The raiders broke down doors, confiscated illegal machine guns, plastic bags of ammunition and gun clips. Iraqi law allows households to own AK-47s, but with limitations.
For many soldiers in the 101st, it was their second Christmas in Iraq since the U.S.-led invasion in March 2003. The brigade, known as "Rakkasans," also raided a village on Thanksgiving morning this year.
For many soldiers, the holidays are more of a benchmark for their time in Iraq than a special day.
"Believe it or not, I didn't realize it was Christmas until last night," said 1st Sgt. Andre Johnson, 38, of Baton Rouge, La. "It's just another day, man."
Violence resumes
A rash of roadside bombings and shootings and a series of bitter demonstrations across Iraq on Sunday ended a relatively peaceful stretch since parliamentary elections a week and a half ago.
In the capital city, insurgents set an American tank ablaze, causing an undisclosed number of casualties, and elsewhere in the country explosions and assassinations killed Iraqi civilians and security forces.
The violence comes after more than a week of discontent and acrimony among some voters over the preliminary results of the Dec. 15 balloting for the first permanent national government since the U.S.-led 2003 invasion.
Early on Christmas Day, an American tank hit a roadside bomb on a Baghdad highway, setting it ablaze, according to Iraqi officials. The U.S. military confirmed the report but would not release details on casualties. The U.S. military also announced that a soldier from Task Force Baghdad had died Sunday from injuries in a roadside bomb attack, and that, on Saturday, U.S. troops had shot and killed three gunmen who attacked a patrol near Ad Duluiyah, north of Baghdad.
Rumsfeld speaks
Meanwhile, at every stop on his three-day tour of Iraq, Defense Secretary Donald H. Rumsfeld sent a similar message: The U.S. military is not rushing to get out, but it is getting out, nevertheless.
In his public appearances with U.S. soldiers and commanders, as well as with Iraqi officials, Rumsfeld emphasized the positive -- an elected Iraqi government is being formed under a new constitution, and Iraq's own soldiers and police are shouldering more of the security duties.
In other words, the U.S. military is getting out.
That doesn't mean Rumsfeld believes the Iraqis are yet capable of making it on their own. There is still the potential for civil war, and a resilient and deadly insurgency is still alive. But it explains Rumsfeld's frequent assertion that success in Iraq will be decided by the Iraqis.
It also explains why Rumsfeld and his commanders are now scaling back the U.S. presence in Iraq by canceling the deployment of two Army brigades that had been scheduled to deploy in coming weeks. Fewer U.S. combat troops are needed because the Iraqis will be doing more of the fighting.
Depends on variables
U.S. Joint Chiefs of Staff Chairman Gen.
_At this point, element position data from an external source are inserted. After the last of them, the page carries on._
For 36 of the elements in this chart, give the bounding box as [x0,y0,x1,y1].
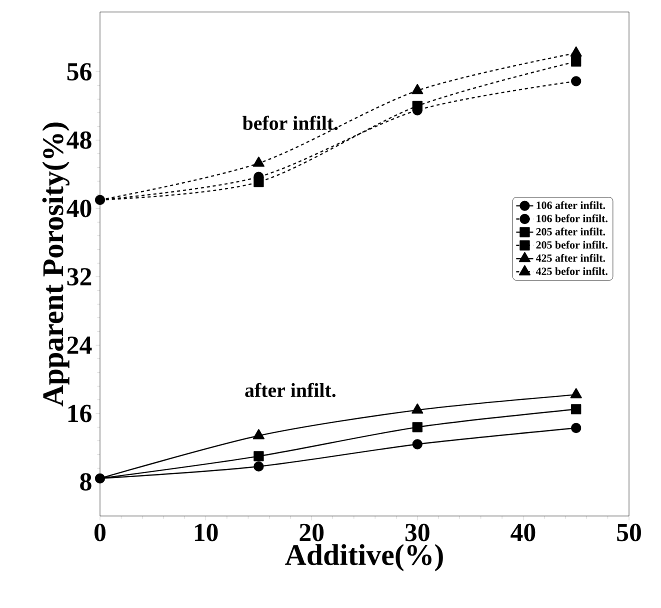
y-tick-label: 16 [68,404,92,422]
point [412,422,422,432]
point [412,404,424,414]
point [252,156,264,167]
x-tick-label: 30 [405,524,430,542]
point [570,46,582,57]
x-tick-label: 40 [510,524,536,542]
point [570,388,582,398]
annotation: befor infilt. [242,116,338,130]
legend-label: 425 after infilt. [536,254,606,262]
point [412,439,422,450]
x-axis-title: Additive(%) [285,544,443,572]
legend-label: 106 after infilt. [536,201,606,210]
point [412,84,424,94]
x-tick-label: 50 [617,524,641,542]
legend-label: 106 befor infilt. [536,214,608,222]
legend-label: 205 after infilt. [536,228,606,236]
point [252,429,264,440]
point [571,422,582,434]
x-tick-label: 0 [94,524,106,542]
point [571,56,582,67]
point [94,473,106,484]
annotation: after infilt. [245,382,336,398]
point [254,451,264,462]
y-tick-label: 56 [67,63,92,80]
point [254,461,264,472]
legend-label: 205 befor infilt. [536,240,608,249]
point [571,76,582,86]
x-tick-label: 20 [300,524,324,542]
y-tick-label: 24 [67,336,92,354]
legend-label: 425 befor infilt. [536,267,608,276]
y-tick-label: 8 [80,473,92,491]
x-tick-label: 10 [194,524,218,542]
point [94,194,106,206]
point [571,404,582,414]
y-tick-label: 32 [67,268,92,286]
Peter Pace said Sunday that the number of U.S. troops in Iraq could increase next year, not decrease, if the insurgency continues.
Pace's comments, on "Fox News Sunday," suggested that the Pentagon's plan to reduce the number of U.S. troops in Iraq, announced Friday by Rumsfeld, depended on several variables.
Pace, like Rumsfeld, said the military and the Bush administration have no specific target for how many troops to keep in Iraq now that the general elections are over.